As an introvert, there is definitely a large part of me that hates people, particularly en masse. But as a believer in Christ, there is a large part of me that loves people, or wants to love them.

Yet, there has been an overwhelming reminder lately, in our lives, in the lives of dear friends, in the lives of those in our church, and even now, reminders in the media, that people fail. They fail in big ways. In hurtful, devastating ways. People we would have regarded as examples or pillars of faith, as family, friends, or even someone in the distance to admire. They have failed.
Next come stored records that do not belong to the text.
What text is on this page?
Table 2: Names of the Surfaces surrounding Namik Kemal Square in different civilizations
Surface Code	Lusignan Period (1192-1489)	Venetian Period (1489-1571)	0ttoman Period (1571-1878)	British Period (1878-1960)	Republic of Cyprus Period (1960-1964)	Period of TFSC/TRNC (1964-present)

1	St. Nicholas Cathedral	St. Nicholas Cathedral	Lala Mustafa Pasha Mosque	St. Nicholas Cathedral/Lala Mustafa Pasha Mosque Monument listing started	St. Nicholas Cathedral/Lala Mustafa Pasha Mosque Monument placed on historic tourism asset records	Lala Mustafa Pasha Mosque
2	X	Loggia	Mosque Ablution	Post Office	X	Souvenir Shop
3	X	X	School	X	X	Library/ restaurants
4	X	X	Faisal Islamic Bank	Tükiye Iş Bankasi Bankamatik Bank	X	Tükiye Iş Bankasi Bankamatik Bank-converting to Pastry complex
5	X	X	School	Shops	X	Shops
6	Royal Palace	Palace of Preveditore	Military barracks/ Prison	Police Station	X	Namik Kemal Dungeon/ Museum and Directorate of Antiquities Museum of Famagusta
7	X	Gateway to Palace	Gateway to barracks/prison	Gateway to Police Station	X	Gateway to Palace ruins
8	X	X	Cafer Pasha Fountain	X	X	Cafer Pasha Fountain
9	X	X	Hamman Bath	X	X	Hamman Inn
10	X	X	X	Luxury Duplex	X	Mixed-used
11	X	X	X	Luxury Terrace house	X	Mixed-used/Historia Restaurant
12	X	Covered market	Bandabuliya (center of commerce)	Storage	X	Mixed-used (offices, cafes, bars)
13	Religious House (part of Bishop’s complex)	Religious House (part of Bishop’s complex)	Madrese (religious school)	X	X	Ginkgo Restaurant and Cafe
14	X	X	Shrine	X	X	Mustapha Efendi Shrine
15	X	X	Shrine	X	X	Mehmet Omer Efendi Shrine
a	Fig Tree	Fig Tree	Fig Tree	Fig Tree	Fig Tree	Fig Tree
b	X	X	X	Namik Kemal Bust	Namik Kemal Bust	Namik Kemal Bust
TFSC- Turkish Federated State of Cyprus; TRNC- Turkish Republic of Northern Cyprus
They have failed in ways we would never have imagined or believed if we'd been told (and in some ways we didn't want to believe, even after we were told).

And part of me just wants to declare it once again: I hate people.

But the truth of the matter is, when I hear about these people and the choices they have made that bring shame to themselves, their families and, most importantly, to the name of God, I don't hate the people. I hate Satan.

I hate the lies he has whispered in their ears. I hate the victory dance I imagine is happening even now as yet another warrior and champion for the cause of Christ has been tried and found guilty. He is delighting in the downfall of those who have brought others to the Lord, who have discipled and encouraged godly living. The downfalls that will, undoubtedly, cause some to question all they know about God when the person they learned it from has let them down. He is celebrating stolen innocence, broken homes, fallen tears, and shattered hearts.

He is having the time of His life.

And I burn with hatred.

Yet, in this moment, this moment when it feels like there are no good people left in the world, we have to remember:

We're right.

But that's because the one good person in this world died two thousand years ago. The rest of us have all sinned and fallen short of the glory of God (Romans 3:23). We have been tried and found guilty. We are unworthy to carry His cause or His name. Even those of us in the church, who have embraced our redemption found in the old rugged cross, but who have found it difficult to put to death what is earthly in us (Colossians 3:5).

Some of us have our flaws publicly declared, our names dragged into the Colisseum of public mockery and scorn. The rest of us are secretly glad no one can see what is happening behind our closed doors.

And if we are not. If we have become so puffed up as to believe that we have nothing to hide, or nothing in our lives that could bring us shame, let us be aware that this is exactly where Satan wants us. Because when we have decided we are above it all and "would never do that," that's when he knows he has us. When we are not on our guard, constantly aware of what is broken in us, constantly clinging to Christ and begging he would cleanse our putrid hearts. Daily asking, because this process of sanctification, being renewed in knowledge after the image of our Creator (Colossians 3:10), is just that - a process, a daily, sometimes tedious, sometimes heart-wrenching, process, which will not be completed until the day of Christ. When we are not in this place recognizing, but for the grace of God, there go I. When we are not whispering in the ear of God, when we have become weak in our own strength, leaving the smallest opening for the whispers of the enemy, that is when we fail to notice where our path is going - where those whispers are taking us.

And when I see that this is me. This person who has taken one more step, and then another and then another toward that one feeble calling I have heard before and been tempted to follow. In that moment of recognition, I find myself unworthy.

And I find Him worthy. The One who stepped down from His throne to walk the earth among these people. These throngs of crowding, mocking people. To subject Himself to humiliation and scorn on behalf of all of us who have brought shame to His name, so that He can bring us out of this pit and He can embrace in love those of us who would so easily be consumed by hate. He was pierced for our transgressions, crushed for our iniquities, and by his wounds we are healed (Isaiah 53:5).

Because we all, like sheep have gone astray. We have turned - every one - to his own way. And the Lord has laid on Him (on Him, the only perfect one, undeserving of wrath) the iniquity of us all (Isaiah 53:6). Yet, out of the anguish of His soul he shall see and be satisfied; for He has made many to be accounted as righteous (Isaiah 53:11).

Our boast is not in the strength of flesh and bone, but in the costly wounds of love. We all are weak, yet He is strong. And He welcomes all of us, failures that we are, into the righteousness that is only found in Him. Into the redemption provided for all of us. At the cross.